John Doe, The Patriot - Poem by Judy Meibach
It's the third of the month.
His Social Security check has just arrived.
He feels rich.
John Doe sits
with his friends
at the corner of the street,
at the local bodega,
discussing how he will spend his
He has to pay his rent
for his cramped
3 x 5 studio
that the government is subsidizing.
He gets food stamps,
which cover all the goods that he could possibly want,
or maybe not -
John and his cronies find happiness
in the small things in life.
They are all indigent citizens of
the United States, who
have been defeated
by the system
as a result of their disabilities.
John is a veteran of Iraq,
serving the country that he thought he loved,
acting like the perfect citizen
which he thought he was.
I walk down the street,
with my gait,
a result of a fall that I acquired last year.
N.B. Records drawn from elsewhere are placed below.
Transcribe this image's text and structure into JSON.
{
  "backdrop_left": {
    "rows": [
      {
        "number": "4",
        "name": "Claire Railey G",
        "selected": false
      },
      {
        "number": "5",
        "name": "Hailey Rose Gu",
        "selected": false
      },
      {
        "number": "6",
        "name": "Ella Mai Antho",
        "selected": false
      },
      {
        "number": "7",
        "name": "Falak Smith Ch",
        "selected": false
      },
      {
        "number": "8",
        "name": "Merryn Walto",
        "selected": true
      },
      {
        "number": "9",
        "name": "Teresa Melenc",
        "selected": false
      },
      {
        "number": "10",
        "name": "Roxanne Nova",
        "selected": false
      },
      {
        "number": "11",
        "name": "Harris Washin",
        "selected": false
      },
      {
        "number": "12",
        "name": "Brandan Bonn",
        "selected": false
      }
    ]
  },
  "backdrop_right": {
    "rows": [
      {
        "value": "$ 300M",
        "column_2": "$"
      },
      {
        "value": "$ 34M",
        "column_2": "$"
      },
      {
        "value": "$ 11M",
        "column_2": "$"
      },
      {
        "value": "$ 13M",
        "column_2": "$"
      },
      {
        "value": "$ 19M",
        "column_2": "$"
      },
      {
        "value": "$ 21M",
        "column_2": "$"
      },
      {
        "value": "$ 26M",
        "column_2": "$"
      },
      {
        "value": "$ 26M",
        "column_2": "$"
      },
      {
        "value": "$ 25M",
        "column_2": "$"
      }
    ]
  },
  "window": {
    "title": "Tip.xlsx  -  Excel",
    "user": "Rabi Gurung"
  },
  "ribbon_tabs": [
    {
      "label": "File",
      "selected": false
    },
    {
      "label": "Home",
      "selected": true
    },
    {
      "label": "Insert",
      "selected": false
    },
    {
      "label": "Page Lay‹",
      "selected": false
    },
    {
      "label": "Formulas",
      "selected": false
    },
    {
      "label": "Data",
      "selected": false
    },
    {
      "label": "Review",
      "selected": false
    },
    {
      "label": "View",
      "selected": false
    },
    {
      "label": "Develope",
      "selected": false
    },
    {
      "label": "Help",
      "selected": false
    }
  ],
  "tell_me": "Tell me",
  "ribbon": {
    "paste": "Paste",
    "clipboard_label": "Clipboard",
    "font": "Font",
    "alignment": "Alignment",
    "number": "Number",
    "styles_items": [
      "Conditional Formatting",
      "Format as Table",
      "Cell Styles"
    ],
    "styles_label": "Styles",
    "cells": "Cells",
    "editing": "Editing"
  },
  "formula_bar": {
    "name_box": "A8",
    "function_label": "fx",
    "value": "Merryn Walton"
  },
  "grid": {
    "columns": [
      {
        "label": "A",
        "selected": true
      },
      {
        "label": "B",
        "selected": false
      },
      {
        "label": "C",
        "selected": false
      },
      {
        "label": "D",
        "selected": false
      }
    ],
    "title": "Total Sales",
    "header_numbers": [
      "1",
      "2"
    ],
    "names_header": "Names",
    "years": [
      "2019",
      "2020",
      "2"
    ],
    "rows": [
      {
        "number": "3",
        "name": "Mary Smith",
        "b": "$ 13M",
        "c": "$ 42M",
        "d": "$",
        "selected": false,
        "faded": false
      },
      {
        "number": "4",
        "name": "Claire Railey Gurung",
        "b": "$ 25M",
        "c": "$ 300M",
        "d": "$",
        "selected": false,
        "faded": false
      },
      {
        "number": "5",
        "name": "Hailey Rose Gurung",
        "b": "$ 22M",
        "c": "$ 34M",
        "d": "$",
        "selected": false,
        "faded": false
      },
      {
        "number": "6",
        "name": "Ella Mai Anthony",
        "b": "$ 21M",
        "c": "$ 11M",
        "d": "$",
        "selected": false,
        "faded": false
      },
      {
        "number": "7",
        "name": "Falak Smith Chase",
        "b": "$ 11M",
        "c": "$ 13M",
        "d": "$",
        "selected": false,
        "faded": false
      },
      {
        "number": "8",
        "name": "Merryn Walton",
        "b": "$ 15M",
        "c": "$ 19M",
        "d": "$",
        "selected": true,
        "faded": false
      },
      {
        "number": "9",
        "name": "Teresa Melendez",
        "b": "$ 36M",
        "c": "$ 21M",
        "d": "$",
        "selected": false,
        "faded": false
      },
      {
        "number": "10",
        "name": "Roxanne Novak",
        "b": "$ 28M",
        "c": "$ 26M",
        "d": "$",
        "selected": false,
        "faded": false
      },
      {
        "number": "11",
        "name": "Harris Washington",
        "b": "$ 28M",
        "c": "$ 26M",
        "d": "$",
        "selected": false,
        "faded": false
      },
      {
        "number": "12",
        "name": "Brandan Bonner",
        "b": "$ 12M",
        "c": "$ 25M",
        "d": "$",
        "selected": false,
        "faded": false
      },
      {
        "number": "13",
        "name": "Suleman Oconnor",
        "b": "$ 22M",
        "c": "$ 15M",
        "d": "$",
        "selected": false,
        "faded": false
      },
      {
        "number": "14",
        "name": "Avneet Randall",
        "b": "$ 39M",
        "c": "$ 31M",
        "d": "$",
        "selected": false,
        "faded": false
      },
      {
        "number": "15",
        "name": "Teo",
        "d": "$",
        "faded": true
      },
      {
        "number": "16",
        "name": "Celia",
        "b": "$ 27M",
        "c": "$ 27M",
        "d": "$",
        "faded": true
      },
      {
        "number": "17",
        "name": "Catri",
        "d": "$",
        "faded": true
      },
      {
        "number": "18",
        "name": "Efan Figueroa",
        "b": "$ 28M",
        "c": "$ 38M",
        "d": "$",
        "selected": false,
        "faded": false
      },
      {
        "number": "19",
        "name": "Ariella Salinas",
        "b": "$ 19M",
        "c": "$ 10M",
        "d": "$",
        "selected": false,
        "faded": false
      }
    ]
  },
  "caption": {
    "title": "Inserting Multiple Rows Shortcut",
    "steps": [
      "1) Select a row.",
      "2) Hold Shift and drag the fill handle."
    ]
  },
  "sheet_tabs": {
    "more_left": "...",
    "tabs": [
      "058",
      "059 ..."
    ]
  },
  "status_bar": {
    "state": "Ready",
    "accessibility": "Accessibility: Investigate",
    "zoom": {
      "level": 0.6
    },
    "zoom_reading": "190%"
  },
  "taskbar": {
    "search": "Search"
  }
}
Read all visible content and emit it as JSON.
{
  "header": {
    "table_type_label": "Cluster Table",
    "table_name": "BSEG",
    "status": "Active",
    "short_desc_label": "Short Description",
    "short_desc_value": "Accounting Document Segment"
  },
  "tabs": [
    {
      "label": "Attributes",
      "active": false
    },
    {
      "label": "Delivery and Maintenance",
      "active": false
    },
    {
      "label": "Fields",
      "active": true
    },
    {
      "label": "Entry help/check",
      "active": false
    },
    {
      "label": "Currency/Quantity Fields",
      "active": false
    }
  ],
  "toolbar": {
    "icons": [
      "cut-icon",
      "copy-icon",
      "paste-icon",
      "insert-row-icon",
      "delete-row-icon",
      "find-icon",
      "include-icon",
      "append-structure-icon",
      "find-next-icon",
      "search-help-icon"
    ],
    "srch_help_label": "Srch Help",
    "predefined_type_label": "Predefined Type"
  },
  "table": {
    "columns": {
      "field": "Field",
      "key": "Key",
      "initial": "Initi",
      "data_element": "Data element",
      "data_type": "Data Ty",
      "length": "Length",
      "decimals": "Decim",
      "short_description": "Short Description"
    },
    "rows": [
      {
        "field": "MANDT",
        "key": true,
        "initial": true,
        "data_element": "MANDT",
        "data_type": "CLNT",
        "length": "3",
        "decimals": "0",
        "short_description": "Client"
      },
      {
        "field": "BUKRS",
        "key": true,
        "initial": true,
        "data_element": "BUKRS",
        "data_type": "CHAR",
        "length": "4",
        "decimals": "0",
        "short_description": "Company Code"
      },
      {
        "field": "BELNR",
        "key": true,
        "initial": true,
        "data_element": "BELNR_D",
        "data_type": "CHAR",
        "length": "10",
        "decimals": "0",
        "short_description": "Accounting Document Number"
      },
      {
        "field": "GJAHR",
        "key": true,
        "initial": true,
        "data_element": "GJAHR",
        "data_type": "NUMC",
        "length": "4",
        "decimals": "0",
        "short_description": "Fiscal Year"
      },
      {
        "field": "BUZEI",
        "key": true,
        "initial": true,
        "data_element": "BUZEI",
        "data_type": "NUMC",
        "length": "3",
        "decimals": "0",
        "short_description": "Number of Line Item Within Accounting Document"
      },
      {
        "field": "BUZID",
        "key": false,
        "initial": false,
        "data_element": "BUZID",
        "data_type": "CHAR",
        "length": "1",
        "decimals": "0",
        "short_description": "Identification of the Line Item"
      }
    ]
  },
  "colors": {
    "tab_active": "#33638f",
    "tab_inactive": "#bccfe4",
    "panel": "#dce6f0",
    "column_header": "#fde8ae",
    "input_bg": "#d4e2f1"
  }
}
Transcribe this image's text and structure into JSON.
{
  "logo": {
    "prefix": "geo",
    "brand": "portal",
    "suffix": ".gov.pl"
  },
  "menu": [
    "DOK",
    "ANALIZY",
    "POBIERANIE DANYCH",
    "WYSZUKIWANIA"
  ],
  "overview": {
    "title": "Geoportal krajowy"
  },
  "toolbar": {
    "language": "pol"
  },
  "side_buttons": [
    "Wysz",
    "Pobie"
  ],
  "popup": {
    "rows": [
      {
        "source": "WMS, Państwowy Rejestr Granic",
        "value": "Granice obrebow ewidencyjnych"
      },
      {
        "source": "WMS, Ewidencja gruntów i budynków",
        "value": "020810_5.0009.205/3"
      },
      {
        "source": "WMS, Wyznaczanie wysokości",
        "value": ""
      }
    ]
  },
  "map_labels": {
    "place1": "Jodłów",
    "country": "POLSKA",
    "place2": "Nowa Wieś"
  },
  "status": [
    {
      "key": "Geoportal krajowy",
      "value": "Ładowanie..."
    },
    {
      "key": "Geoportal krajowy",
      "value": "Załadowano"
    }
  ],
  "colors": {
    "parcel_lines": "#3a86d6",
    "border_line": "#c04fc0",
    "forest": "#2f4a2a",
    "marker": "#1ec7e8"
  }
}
I am such a grouch, because
walking is so hard for me,
but not that hard, that I
cannot race to get my evening munchies and cigarettes.
One would think that I would die without these amenities.
John recognizes me walking down the stret and shouts out
How does he know my name?
'I want to talk to you - I recognize you from the bodega, why
are you limping? '
I feel guilty telling him my story, seeing how he is stationed
in his chair,
his pants are cut like shorts, showing the bottoms of his stubs,
his hair has not been shaven in God knows how long,
his hair, is oh, so very long, his beard reaches down to his chest.
He grins at me.
I see his broken teeth, which have not been brushed
and are laden with tobacco.
'I used to be like you - two legs, you know...'
What did I know?
I barely left the New York area, let alone Iraq.
'Look at these runners in the New York marathon'
We were eyeing the small television screen propped up in the
corner of the bodega.
'I ran the marathon. Finished it in 3 hours. They were all so proud
of me. Getting ready for Iraq. Wanted to fight this damn war! We
need to get out! Don't understand why Bush got us into this, but he
is no longer. I watch him on CNN all the time, and talk to my new buddies about the state of affairs. Come inside, let me buy you
Beer was of course what he meant.
'I don't want any, thank you just the same'.
What I was really saying was that I did not want to be around him
and his cronies.
I was scared.
I knew too much, but did not want to know at all.